Green Bay then put in a waiver claim for former New York Jet Jordan Leggett on May 22 before ultimately losing him in the claim order to Tampa Bay. Even at the time, it seemed as if the Packers were aggressively searching for extra bodies at tight end, and that only continued as they signed Pharoah McKever on June 11. A second-year player whom Hackett got to see first hand as a member of Jacksonville’s practice squad in 2018, McKever was seemingly the kind of under-the-radar prospect who, at minimum, provided depth during training camp. From the outside, the move also made sense with the surprise retirement of undrafted signee Davis Koppenhaver at the end of May.
But Monday’s newest acquisition, Michael Roberts, adds yet another layer to the Packers’ expanded search for tight ends. Green Bay was successful this time around in the waiver claim process, bringing in a third-year player who spent his first two seasons in Detroit and almost became a New England Patriot last week. A former fourth-round pick, Roberts is coming off of shoulder surgery but might still have some upside as a young player. That has been a trend under General Manager Brian Gutekunst: taking a chance on former draft picks of other teams.

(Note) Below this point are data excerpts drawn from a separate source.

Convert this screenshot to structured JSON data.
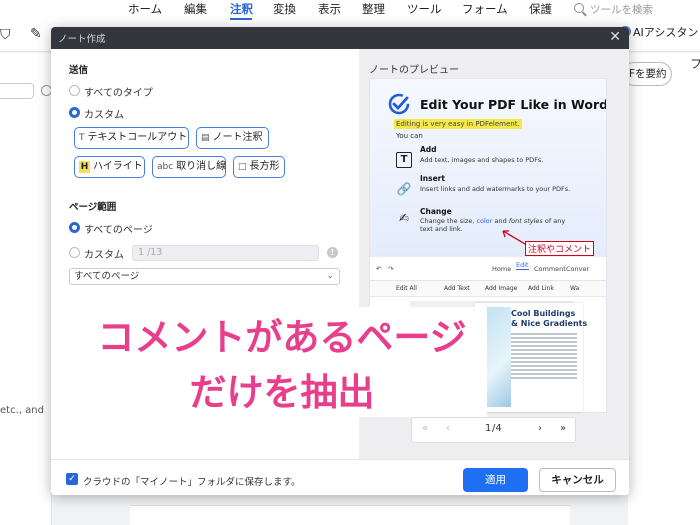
{
  "menubar": {
    "items": [
      "ホーム",
      "編集",
      "注釈",
      "変換",
      "表示",
      "整理",
      "ツール",
      "フォーム",
      "保護"
    ],
    "active_index": 2,
    "search_placeholder": "ツールを検索"
  },
  "toolbar": {
    "ai_label": "AIアシスタン",
    "summary_label": "Fを要約",
    "right_char": "フ"
  },
  "background": {
    "left_text": "etc., and"
  },
  "dialog": {
    "title": "ノート作成",
    "close_glyph": "✕",
    "send": {
      "label": "送信",
      "options": [
        "すべてのタイプ",
        "カスタム"
      ],
      "selected_index": 1,
      "types": [
        "テキストコールアウト",
        "ノート注釈",
        "ハイライト",
        "取り消し線",
        "長方形"
      ],
      "type_icons": [
        "T",
        "▤",
        "H",
        "abc",
        "□"
      ]
    },
    "page_range": {
      "label": "ページ範囲",
      "options": [
        "すべてのページ",
        "カスタム"
      ],
      "selected_index": 0,
      "custom_placeholder": "1 /13",
      "select_value": "すべてのページ"
    },
    "preview": {
      "title": "ノートのプレビュー",
      "card_heading": "Edit Your PDF Like in Word",
      "card_highlight": "Editing is very easy in PDFelement.",
      "card_youcan": "You can",
      "features": [
        {
          "title": "Add",
          "desc": "Add text, images and shapes to PDFs."
        },
        {
          "title": "Insert",
          "desc": "Insert links and add watermarks to your PDFs."
        },
        {
          "title": "Change",
          "desc_parts": [
            "Change the ",
            "size",
            ", ",
            "color",
            " and ",
            "font styles",
            " of any"
          ],
          "desc2": "text and link."
        }
      ],
      "annotation": "注釈やコメント",
      "tabs": [
        "Home",
        "Edit",
        "Comment",
        "Conver"
      ],
      "tools": [
        "Edit All",
        "Add Text",
        "Add Image",
        "Add Link",
        "Wa"
      ],
      "doc_title_1": "Cool Buildings",
      "doc_title_2": "& Nice Gradients",
      "pager": {
        "first": "«",
        "prev": "‹",
        "page": "1",
        "total": "/4",
        "next": "›",
        "last": "»"
      }
    },
    "caption": {
      "line1": "コメントがあるページ",
      "line2": "だけを抽出"
    },
    "footer": {
      "checkbox_label": "クラウドの「マイノート」フォルダに保存します。",
      "checked": true,
      "apply": "適用",
      "cancel": "キャンセル"
    }
  },
  "colors": {
    "accent": "#2b66d9",
    "caption_pink": "#e83e8c",
    "annotation_red": "#d0021b"
  }
}
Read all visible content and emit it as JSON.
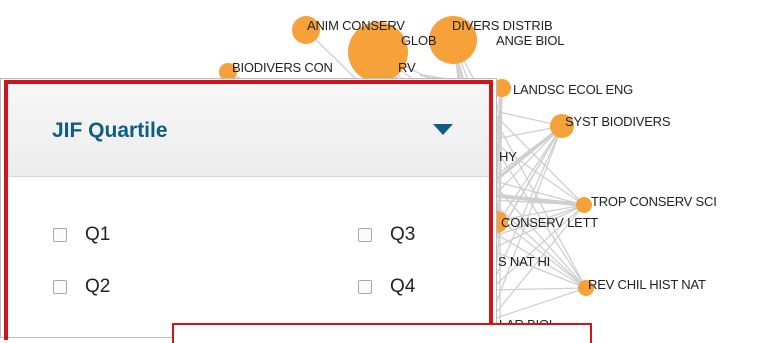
{
  "network": {
    "node_color": "#f7a13b",
    "edge_color": "#cfcfcf",
    "labels": {
      "anim_conserv": "ANIM CONSERV",
      "glob": "GLOB",
      "divers_distrib": "DIVERS DISTRIB",
      "ange_biol": "ANGE BIOL",
      "biodivers_con": "BIODIVERS CON",
      "rv": "RV",
      "landsc_ecol_eng": "LANDSC ECOL ENG",
      "syst_biodivers": "SYST BIODIVERS",
      "hy": "HY",
      "trop_conserv_sci": "TROP CONSERV SCI",
      "conserv_lett": "CONSERV LETT",
      "s_nat_hi": "S NAT HI",
      "rev_chil_hist_nat": "REV CHIL HIST NAT",
      "lar_biol": "LAR BIOL"
    }
  },
  "filter": {
    "title": "JIF Quartile",
    "accent_color": "#0f5e82",
    "highlight_color": "#d0141b",
    "options": [
      {
        "label": "Q1",
        "checked": false
      },
      {
        "label": "Q2",
        "checked": false
      },
      {
        "label": "Q3",
        "checked": false
      },
      {
        "label": "Q4",
        "checked": false
      }
    ]
  }
}
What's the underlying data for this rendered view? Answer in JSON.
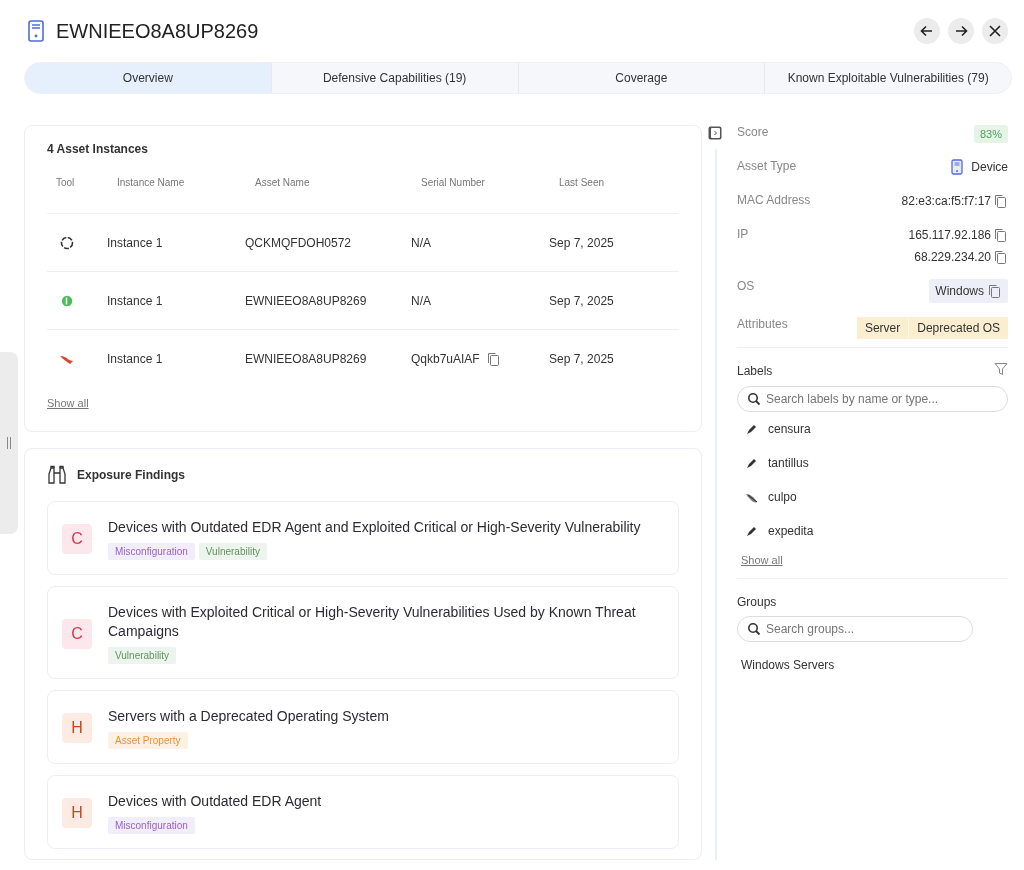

From here, it gets interesting for Green Bay’s tight end group. The Packers have not been shy about keeping four at the position in the past, but the handful of Graham, Lewis, Tonyan, and Sternberger seem to be a predictable crew for the final 53-man roster. But would Green Bay keep another? The Packers have not gone the unconventional route and kept five tights since 2011, but a mix of skillsets and ages at the position could play a factor as camp proceeds.
One thing is for sure: the Packers were just as uncomfortable with the play from their tight ends in 2018 as fans were. They certainly have beefed up the candidates for this year’s team, while adding potential contributors in the passing game. More competition is better than no competition, and the tight end position in particular is shaping up to be an intriguing storyline not only this spring, but throughout the summer.